Untuk kepentingan ini, pemkab berupaya agar semua warga memiliki pekerjaan atau memiliki usaha mandiri. Kesempatan kerja dibuka dengan menggelar job fair menggandeng 25 perusahaan.
"Harapan saya dengan job fair bisa mengurangi angka pengangguran di Gunungkidul. Sudah kita hadirkan 25 perusahaan baik lokal maupun luar Gunungkidul," ujarnya.
Terpisah, Kepala Kepala Dinas Perindustrian, Koperasi, UKM dan Tenaga Kerja Kabupaten Gunungkidul Supartono mengatakan, job fair di Gor Siyono, Playen berlangsung selama dua dan berakhir besok.
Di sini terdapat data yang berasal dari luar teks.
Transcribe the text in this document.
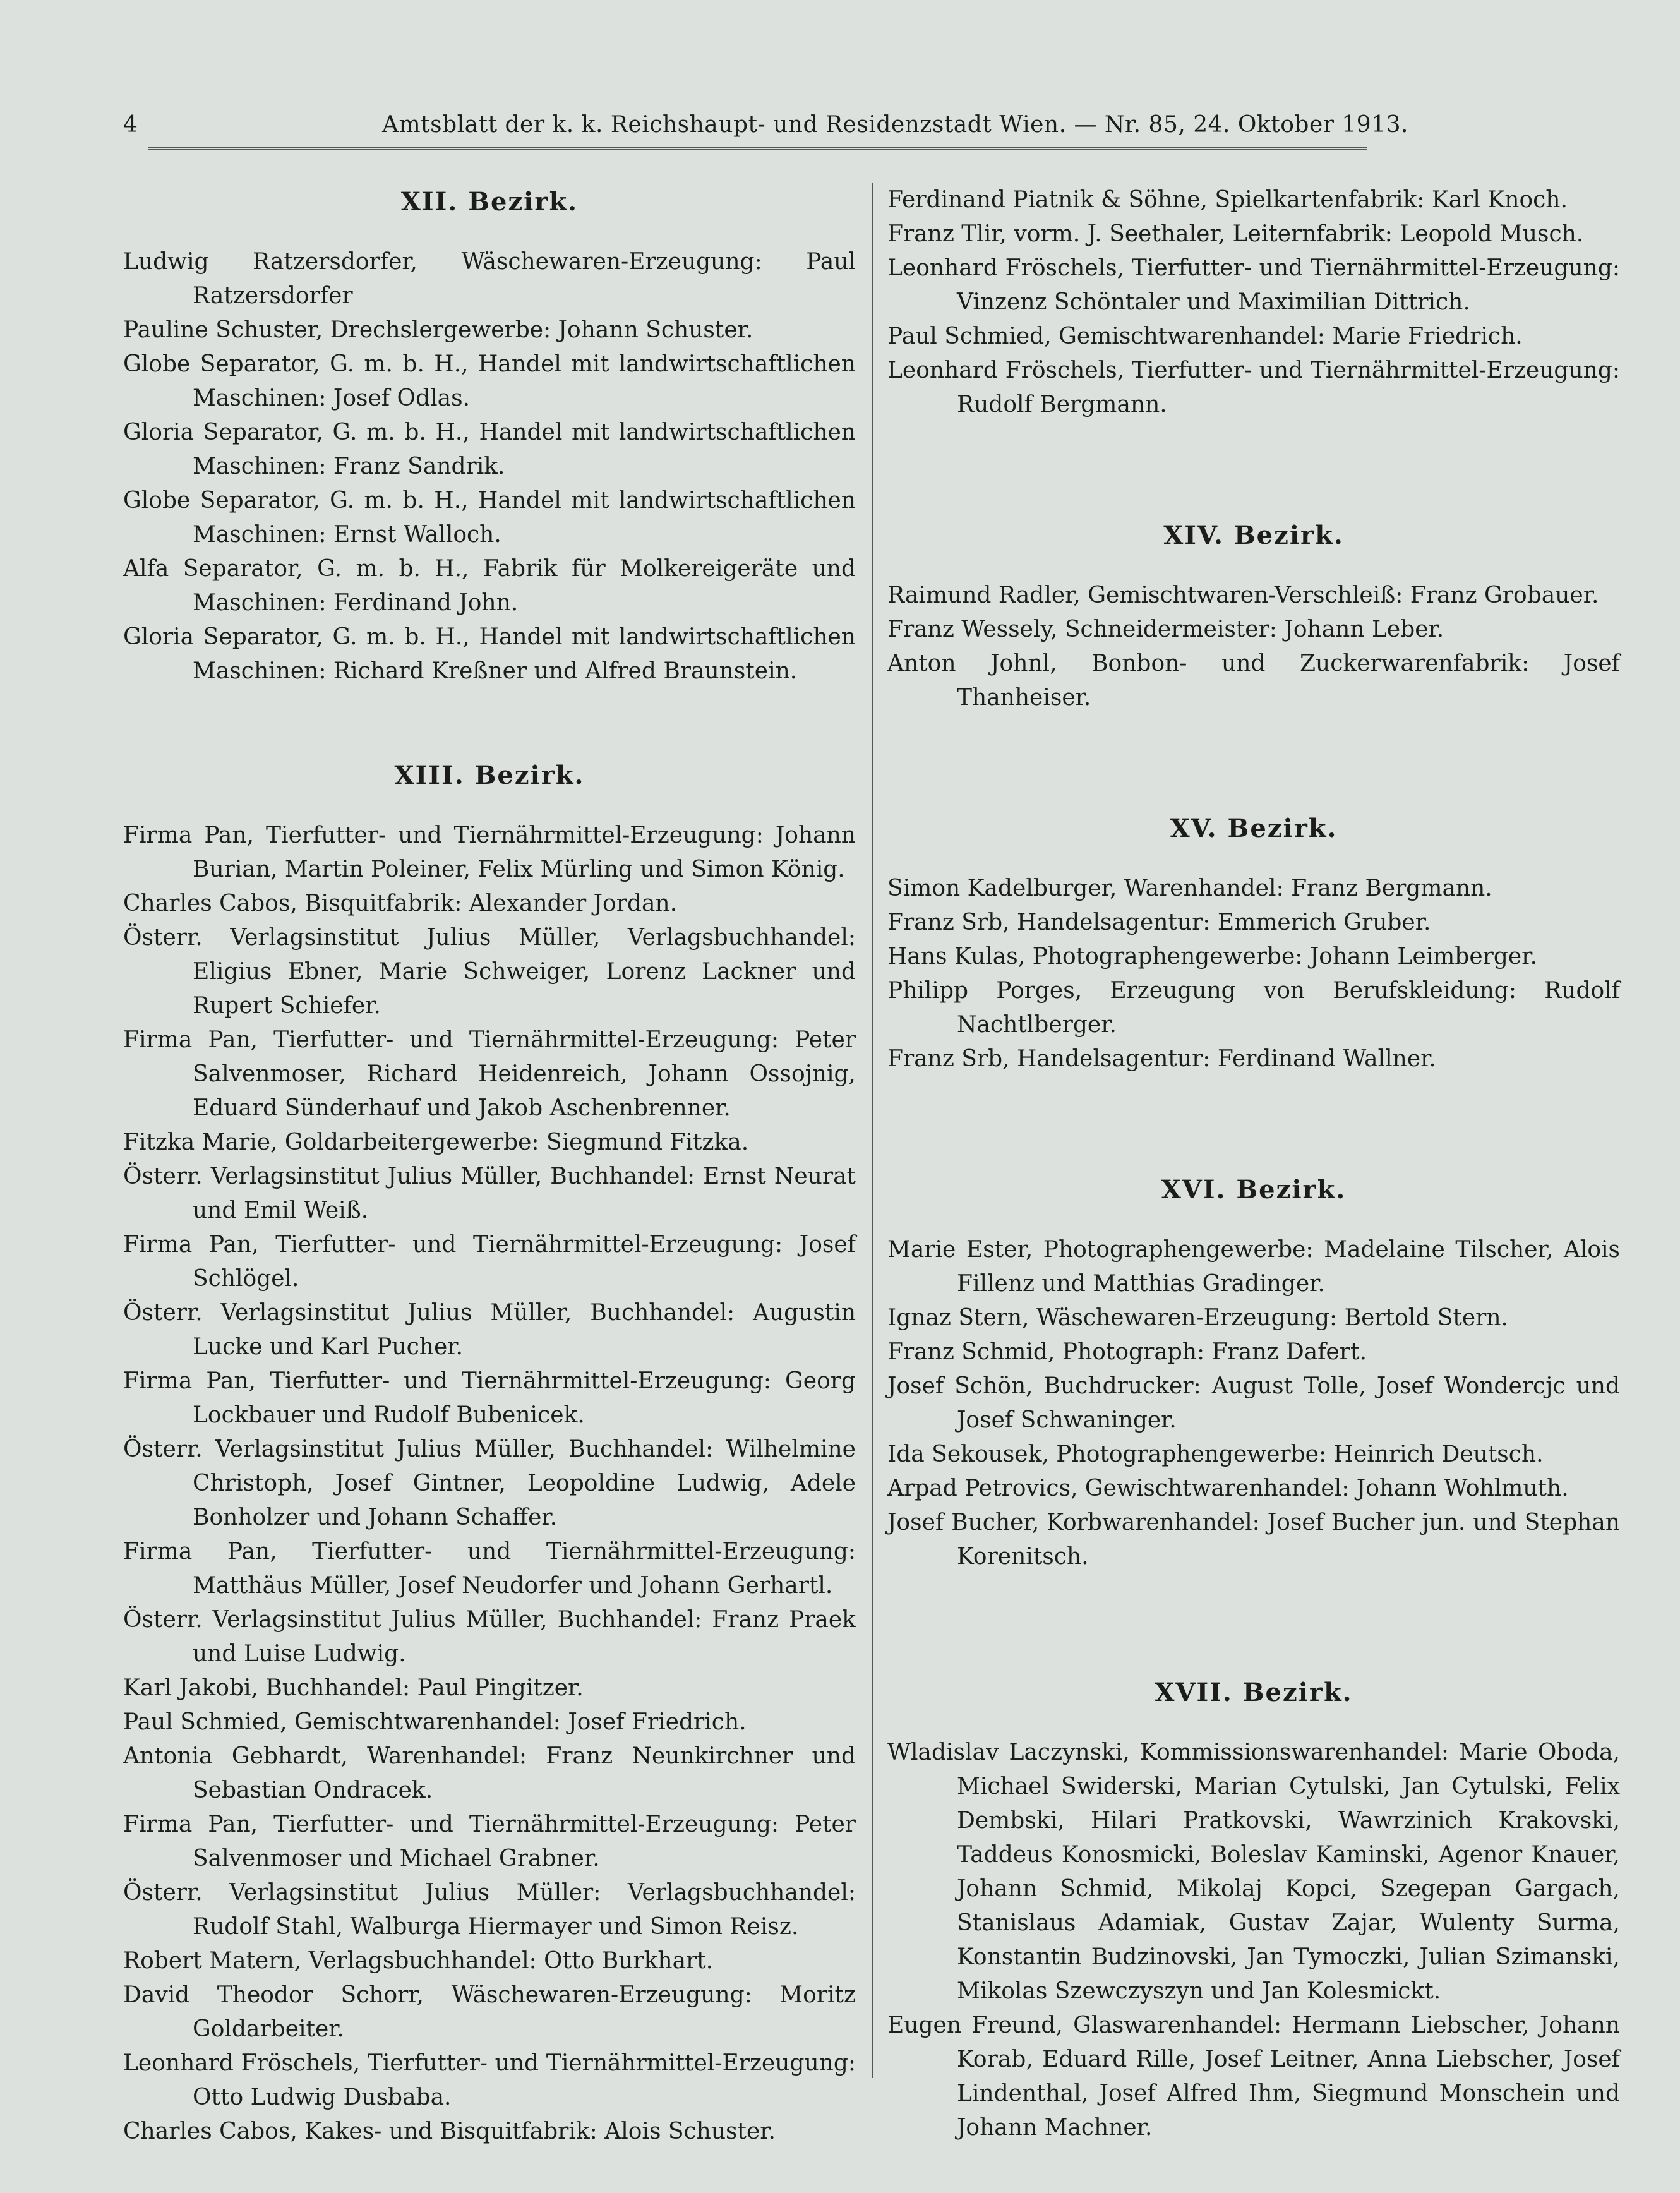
4	Amtsblatt der k. k. Reichshaupt- und Residenzstadt Wien. — Nr. 85, 24. Oktober 1913.
XII. Bezirk.

Ludwig Ratzersdorfer, Wäschewaren-Erzeugung: Paul Ratzersdorfer

Pauline Schuster, Drechslergewerbe: Johann Schuster.

Globe Separator, G. m. b. H., Handel mit landwirtschaftlichen Maschinen: Josef Odlas.

Gloria Separator, G. m. b. H., Handel mit landwirtschaftlichen Maschinen: Franz Sandrik.

Globe Separator, G. m. b. H., Handel mit landwirtschaftlichen Maschinen: Ernst Walloch.

Alfa Separator, G. m. b. H., Fabrik für Molkereigeräte und Maschinen: Ferdinand John.

Gloria Separator, G. m. b. H., Handel mit landwirtschaftlichen Maschinen: Richard Kreßner und Alfred Braunstein.

XIII. Bezirk.

Firma Pan, Tierfutter- und Tiernährmittel-Erzeugung: Johann Burian, Martin Poleiner, Felix Mürling und Simon König.

Charles Cabos, Bisquitfabrik: Alexander Jordan.

Österr. Verlagsinstitut Julius Müller, Verlagsbuchhandel: Eligius Ebner, Marie Schweiger, Lorenz Lackner und Rupert Schiefer.

Firma Pan, Tierfutter- und Tiernährmittel-Erzeugung: Peter Salvenmoser, Richard Heidenreich, Johann Ossojnig, Eduard Sünderhauf und Jakob Aschenbrenner.

Fitzka Marie, Goldarbeitergewerbe: Siegmund Fitzka.

Österr. Verlagsinstitut Julius Müller, Buchhandel: Ernst Neurat und Emil Weiß.

Firma Pan, Tierfutter- und Tiernährmittel-Erzeugung: Josef Schlögel.

Österr. Verlagsinstitut Julius Müller, Buchhandel: Augustin Lucke und Karl Pucher.

Firma Pan, Tierfutter- und Tiernährmittel-Erzeugung: Georg Lockbauer und Rudolf Bubenicek.

Österr. Verlagsinstitut Julius Müller, Buchhandel: Wilhelmine Christoph, Josef Gintner, Leopoldine Ludwig, Adele Bonholzer und Johann Schaffer.

Firma Pan, Tierfutter- und Tiernährmittel-Erzeugung: Matthäus Müller, Josef Neudorfer und Johann Gerhartl.

Österr. Verlagsinstitut Julius Müller, Buchhandel: Franz Praek und Luise Ludwig.

Karl Jakobi, Buchhandel: Paul Pingitzer.

Paul Schmied, Gemischtwarenhandel: Josef Friedrich.

Antonia Gebhardt, Warenhandel: Franz Neunkirchner und Sebastian Ondracek.

Firma Pan, Tierfutter- und Tiernährmittel-Erzeugung: Peter Salvenmoser und Michael Grabner.

Österr. Verlagsinstitut Julius Müller: Verlagsbuchhandel: Rudolf Stahl, Walburga Hiermayer und Simon Reisz.

Robert Matern, Verlagsbuchhandel: Otto Burkhart.

David Theodor Schorr, Wäschewaren-Erzeugung: Moritz Goldarbeiter.

Leonhard Fröschels, Tierfutter- und Tiernährmittel-Erzeugung: Otto Ludwig Dusbaba.

Charles Cabos, Kakes- und Bisquitfabrik: Alois Schuster.

Ferdinand Piatnik & Söhne, Spielkartenfabrik: Karl Knoch.

Franz Tlir, vorm. J. Seethaler, Leiternfabrik: Leopold Musch.

Leonhard Fröschels, Tierfutter- und Tiernährmittel-Erzeugung: Vinzenz Schöntaler und Maximilian Dittrich.

Paul Schmied, Gemischtwarenhandel: Marie Friedrich.

Leonhard Fröschels, Tierfutter- und Tiernährmittel-Erzeugung: Rudolf Bergmann.

XIV. Bezirk.

Raimund Radler, Gemischtwaren-Verschleiß: Franz Grobauer.

Franz Wessely, Schneidermeister: Johann Leber.

Anton Johnl, Bonbon- und Zuckerwarenfabrik: Josef Thanheiser.

XV. Bezirk.

Simon Kadelburger, Warenhandel: Franz Bergmann.

Franz Srb, Handelsagentur: Emmerich Gruber.

Hans Kulas, Photographengewerbe: Johann Leimberger.

Philipp Porges, Erzeugung von Berufskleidung: Rudolf Nachtlberger.

Franz Srb, Handelsagentur: Ferdinand Wallner.

XVI. Bezirk.

Marie Ester, Photographengewerbe: Madelaine Tilscher, Alois Fillenz und Matthias Gradinger.

Ignaz Stern, Wäschewaren-Erzeugung: Bertold Stern.

Franz Schmid, Photograph: Franz Dafert.

Josef Schön, Buchdrucker: August Tolle, Josef Wondercjc und Josef Schwaninger.

Ida Sekousek, Photographengewerbe: Heinrich Deutsch.

Arpad Petrovics, Gewischtwarenhandel: Johann Wohlmuth.

Josef Bucher, Korbwarenhandel: Josef Bucher jun. und Stephan Korenitsch.

XVII. Bezirk.

Wladislav Laczynski, Kommissionswarenhandel: Marie Oboda, Michael Swiderski, Marian Cytulski, Jan Cytulski, Felix Dembski, Hilari Pratkovski, Wawrzinich Krakovski, Taddeus Konosmicki, Boleslav Kaminski, Agenor Knauer, Johann Schmid, Mikolaj Kopci, Szegepan Gargach, Stanislaus Adamiak, Gustav Zajar, Wulenty Surma, Konstantin Budzinovski, Jan Tymoczki, Julian Szimanski, Mikolas Szewczyszyn und Jan Kolesmickt.

Eugen Freund, Glaswarenhandel: Hermann Liebscher, Johann Korab, Eduard Rille, Josef Leitner, Anna Liebscher, Josef Lindenthal, Josef Alfred Ihm, Siegmund Monschein und Johann Machner.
"Sebanyak 25 perusahaan membuka lowongan kerja. Targetnya ya 50 persen dari pengunjung bisa terserap masuk ke perusahaan," kata Supartono.
Dengan dibukanya job fair setidaknya bisa mengurangi pengangguran yang ada di Gunungkidul. Hal ini bisa menyerap tenaga kerja yang belum bekerja atau tidak memiliki usaha.